Underpinning the capacity to tolerate a given exercise-related task is a fixed maximal intensity of exercise that can be sustained for prolonged periods of time without fatigue. An understanding of the physiology underpinning this maximal, sustainable intensity is therefore fundamental to our understanding of the inter-relationship between quality of life, clinical risk and exercise interventions.

It is known that the maximal sustainable exercise intensity is related to the rate at which oxygen consumption increases in response to exercise. However whether more rapid increases in oxygen consumption causes, or is simply related to, the maximal sustainable intensity is not known. The purpose of this project is therefore to examine, in health and disease, the relationship between the rate of increase of oxygen uptake at the onset of exercise and the maximal sustainable exercise intensity.


Targeting parasite hibernation: post-genomics investigation of the metabolism of young malaria parasites

Principal Investigator: Dr J Enrique Salcedo-Sora

Malaria is currently treated worldwide with artemisinins. There are recent indications of resistance to these drugs by the parasite going into “hibernation”. This PhD project will be part of the investigation of the metabolism of this dormant state of the malaria parasite. The project is a multi-disciplinary and multi-centre work.

Three different departments from three different institutions are involved: Liverpool Hope University, Liverpool School of Tropical Medicine and the Department of Chemical Engineering of the University of Chester.

New insights into the biology of metabolism of dormancy in malaria is of the highest priority at present. The candidate will undertaking studies using different post-genomics technologies along experimentation in cell biology and biochemistry of the malaria parasite. The project is expect to impact ongoing efforts into the control, management and target discovery for the imminent drug resistance to the current and most used antimalarials.

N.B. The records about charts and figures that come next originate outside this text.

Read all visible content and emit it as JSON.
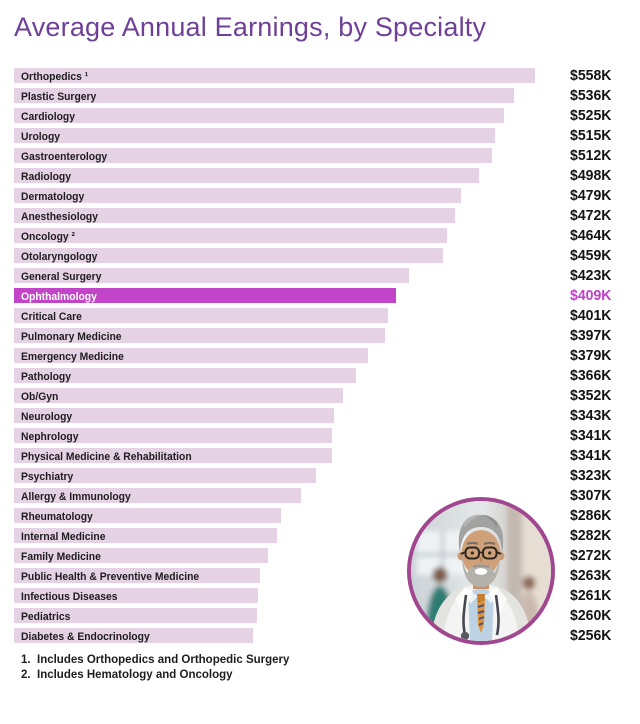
{
  "title": "Average Annual Earnings, by Specialty",
  "colors": {
    "title": "#6f4097",
    "bar": "#e6d2e5",
    "label": "#1d1d1d",
    "value": "#141414",
    "highlight_bar": "#c244c8",
    "highlight_text": "#ffffff",
    "highlight_value": "#c23ec8",
    "photo_border": "#a1478f"
  },
  "chart_data": {
    "type": "bar",
    "orientation": "horizontal",
    "title": "Average Annual Earnings, by Specialty",
    "unit": "USD thousands per year",
    "max_value": 558,
    "highlighted_category": "Ophthalmology",
    "bars": [
      {
        "label": "Orthopedics ¹",
        "value": 558,
        "value_label": "$558K",
        "highlight": false
      },
      {
        "label": "Plastic Surgery",
        "value": 536,
        "value_label": "$536K",
        "highlight": false
      },
      {
        "label": "Cardiology",
        "value": 525,
        "value_label": "$525K",
        "highlight": false
      },
      {
        "label": "Urology",
        "value": 515,
        "value_label": "$515K",
        "highlight": false
      },
      {
        "label": "Gastroenterology",
        "value": 512,
        "value_label": "$512K",
        "highlight": false
      },
      {
        "label": "Radiology",
        "value": 498,
        "value_label": "$498K",
        "highlight": false
      },
      {
        "label": "Dermatology",
        "value": 479,
        "value_label": "$479K",
        "highlight": false
      },
      {
        "label": "Anesthesiology",
        "value": 472,
        "value_label": "$472K",
        "highlight": false
      },
      {
        "label": "Oncology ²",
        "value": 464,
        "value_label": "$464K",
        "highlight": false
      },
      {
        "label": "Otolaryngology",
        "value": 459,
        "value_label": "$459K",
        "highlight": false
      },
      {
        "label": "General Surgery",
        "value": 423,
        "value_label": "$423K",
        "highlight": false
      },
      {
        "label": "Ophthalmology",
        "value": 409,
        "value_label": "$409K",
        "highlight": true
      },
      {
        "label": "Critical Care",
        "value": 401,
        "value_label": "$401K",
        "highlight": false
      },
      {
        "label": "Pulmonary Medicine",
        "value": 397,
        "value_label": "$397K",
        "highlight": false
      },
      {
        "label": "Emergency Medicine",
        "value": 379,
        "value_label": "$379K",
        "highlight": false
      },
      {
        "label": "Pathology",
        "value": 366,
        "value_label": "$366K",
        "highlight": false
      },
      {
        "label": "Ob/Gyn",
        "value": 352,
        "value_label": "$352K",
        "highlight": false
      },
      {
        "label": "Neurology",
        "value": 343,
        "value_label": "$343K",
        "highlight": false
      },
      {
        "label": "Nephrology",
        "value": 341,
        "value_label": "$341K",
        "highlight": false
      },
      {
        "label": "Physical Medicine & Rehabilitation",
        "value": 341,
        "value_label": "$341K",
        "highlight": false
      },
      {
        "label": "Psychiatry",
        "value": 323,
        "value_label": "$323K",
        "highlight": false
      },
      {
        "label": "Allergy & Immunology",
        "value": 307,
        "value_label": "$307K",
        "highlight": false
      },
      {
        "label": "Rheumatology",
        "value": 286,
        "value_label": "$286K",
        "highlight": false
      },
      {
        "label": "Internal Medicine",
        "value": 282,
        "value_label": "$282K",
        "highlight": false
      },
      {
        "label": "Family Medicine",
        "value": 272,
        "value_label": "$272K",
        "highlight": false
      },
      {
        "label": "Public Health & Preventive Medicine",
        "value": 263,
        "value_label": "$263K",
        "highlight": false
      },
      {
        "label": "Infectious Diseases",
        "value": 261,
        "value_label": "$261K",
        "highlight": false
      },
      {
        "label": "Pediatrics",
        "value": 260,
        "value_label": "$260K",
        "highlight": false
      },
      {
        "label": "Diabetes & Endocrinology",
        "value": 256,
        "value_label": "$256K",
        "highlight": false
      }
    ]
  },
  "footnotes": [
    {
      "number": "1.",
      "text": "Includes Orthopedics and Orthopedic Surgery"
    },
    {
      "number": "2.",
      "text": "Includes Hematology and Oncology"
    }
  ],
  "photo": {
    "description": "smiling senior male doctor with gray hair, beard, glasses, white coat, striped tie and stethoscope in a bright clinic hallway"
  }
}
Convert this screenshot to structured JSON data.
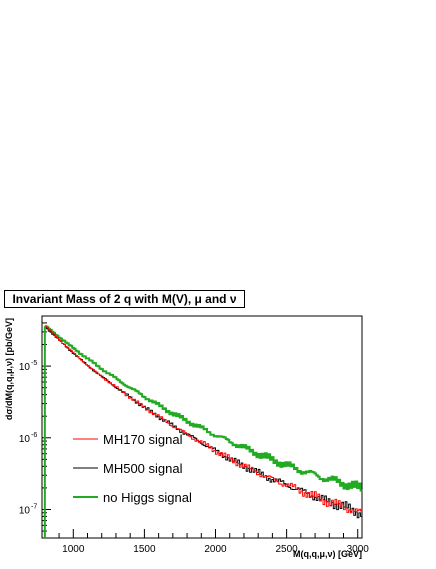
{
  "chart_data": {
    "type": "line",
    "title": "Invariant Mass of 2 q with M(V), μ and ν",
    "xlabel": "M(q,q,μ,ν) [GeV]",
    "ylabel": "dσ/dM(q,q,μ,ν) [pb/GeV]",
    "x_scale": "linear",
    "y_scale": "log",
    "xlim": [
      780,
      3030
    ],
    "ylim": [
      4e-08,
      5e-05
    ],
    "x_ticks": [
      1000,
      1500,
      2000,
      2500,
      3000
    ],
    "x_tick_labels": [
      "1000",
      "1500",
      "2000",
      "2500",
      "3000"
    ],
    "y_ticks": [
      1e-07,
      1e-06,
      1e-05
    ],
    "y_tick_labels": [
      "10",
      "10",
      "10"
    ],
    "y_tick_exponents": [
      "-7",
      "-6",
      "-5"
    ],
    "legend_position": "bottom-left",
    "grid": false,
    "series": [
      {
        "name": "MH170 signal",
        "color": "#ff0000",
        "x": [
          800,
          900,
          1000,
          1100,
          1200,
          1300,
          1400,
          1500,
          1600,
          1700,
          1800,
          1900,
          2000,
          2100,
          2200,
          2300,
          2400,
          2500,
          2600,
          2700,
          2800,
          2900,
          3000
        ],
        "y": [
          3.6e-05,
          2.3e-05,
          1.5e-05,
          1e-05,
          7e-06,
          5e-06,
          3.6e-06,
          2.6e-06,
          1.95e-06,
          1.45e-06,
          1.1e-06,
          8.5e-07,
          6.5e-07,
          5e-07,
          4e-07,
          3.2e-07,
          2.6e-07,
          2.2e-07,
          1.8e-07,
          1.5e-07,
          1.25e-07,
          1.1e-07,
          9e-08
        ]
      },
      {
        "name": "MH500 signal",
        "color": "#000000",
        "x": [
          800,
          900,
          1000,
          1100,
          1200,
          1300,
          1400,
          1500,
          1600,
          1700,
          1800,
          1900,
          2000,
          2100,
          2200,
          2300,
          2400,
          2500,
          2600,
          2700,
          2800,
          2900,
          3000
        ],
        "y": [
          3.5e-05,
          2.25e-05,
          1.48e-05,
          1e-05,
          7e-06,
          5e-06,
          3.6e-06,
          2.6e-06,
          1.95e-06,
          1.45e-06,
          1.1e-06,
          8.5e-07,
          6.5e-07,
          5e-07,
          4e-07,
          3.2e-07,
          2.6e-07,
          2.2e-07,
          1.8e-07,
          1.5e-07,
          1.25e-07,
          1.1e-07,
          9e-08
        ]
      },
      {
        "name": "no Higgs signal",
        "color": "#22aa22",
        "x": [
          800,
          900,
          1000,
          1100,
          1200,
          1300,
          1400,
          1500,
          1600,
          1700,
          1800,
          1900,
          2000,
          2100,
          2200,
          2300,
          2400,
          2500,
          2600,
          2700,
          2800,
          2900,
          3000
        ],
        "y": [
          3.6e-05,
          2.5e-05,
          1.75e-05,
          1.25e-05,
          9e-06,
          6.6e-06,
          4.9e-06,
          3.7e-06,
          2.8e-06,
          2.15e-06,
          1.7e-06,
          1.35e-06,
          1.08e-06,
          8.8e-07,
          7.2e-07,
          5.9e-07,
          4.9e-07,
          4.1e-07,
          3.5e-07,
          3e-07,
          2.6e-07,
          2.3e-07,
          2e-07
        ]
      }
    ]
  }
}
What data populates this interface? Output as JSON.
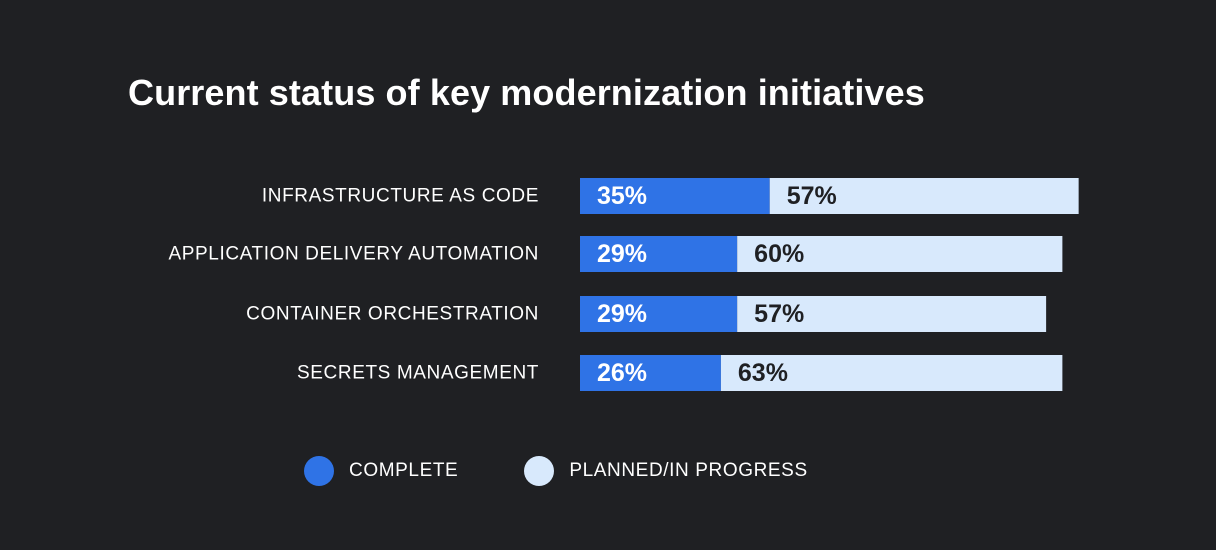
{
  "chart_data": {
    "type": "bar",
    "orientation": "horizontal",
    "stacked": true,
    "title": "Current status of key modernization initiatives",
    "categories": [
      "INFRASTRUCTURE AS CODE",
      "APPLICATION DELIVERY AUTOMATION",
      "CONTAINER ORCHESTRATION",
      "SECRETS MANAGEMENT"
    ],
    "series": [
      {
        "name": "COMPLETE",
        "color": "#2f73e6",
        "label_color": "#ffffff",
        "values": [
          35,
          29,
          29,
          26
        ],
        "labels": [
          "35%",
          "29%",
          "29%",
          "26%"
        ]
      },
      {
        "name": "PLANNED/IN PROGRESS",
        "color": "#d8e9fc",
        "label_color": "#1f2023",
        "values": [
          57,
          60,
          57,
          63
        ],
        "labels": [
          "57%",
          "60%",
          "57%",
          "63%"
        ]
      }
    ],
    "xlim": [
      0,
      100
    ],
    "grid": false,
    "legend_position": "bottom"
  },
  "colors": {
    "background": "#1f2023",
    "text": "#ffffff"
  }
}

Functional Genomic Analysis of HLA Region Disease Associations

Principal Investigator: Professor Mehmet T Dorak

Genetic predisposition to disease is a very popular subject thanks to the completion of many genome-wide association studies to identify markers for disease risk. While it is straightforward to identify markers for risk, it has been a slow progress to convert these findings to clinically useful information. One region of the human genome, called the HLA complex, is particularly difficult to work with due to its complex structure. This project is designed to systematically examine the disease markers mapping to the HLA complex, explore the functional changes they cause in the genome and find out how they cause disease. This information is needed to devise preventive measures and possibly new treatments. The aims of the project will be achieved by a combination of bioinformatics and experimental approaches, in other words, both dry and wet laboratory work will be carried out. Professor Dorak has extensive experience in genetic association studies, molecular genetics and the HLA complex. The work will take place in the brand new Health Sciences Laboratory which will include dedicated bioinformatics and molecular genetics and cell biology laboratories.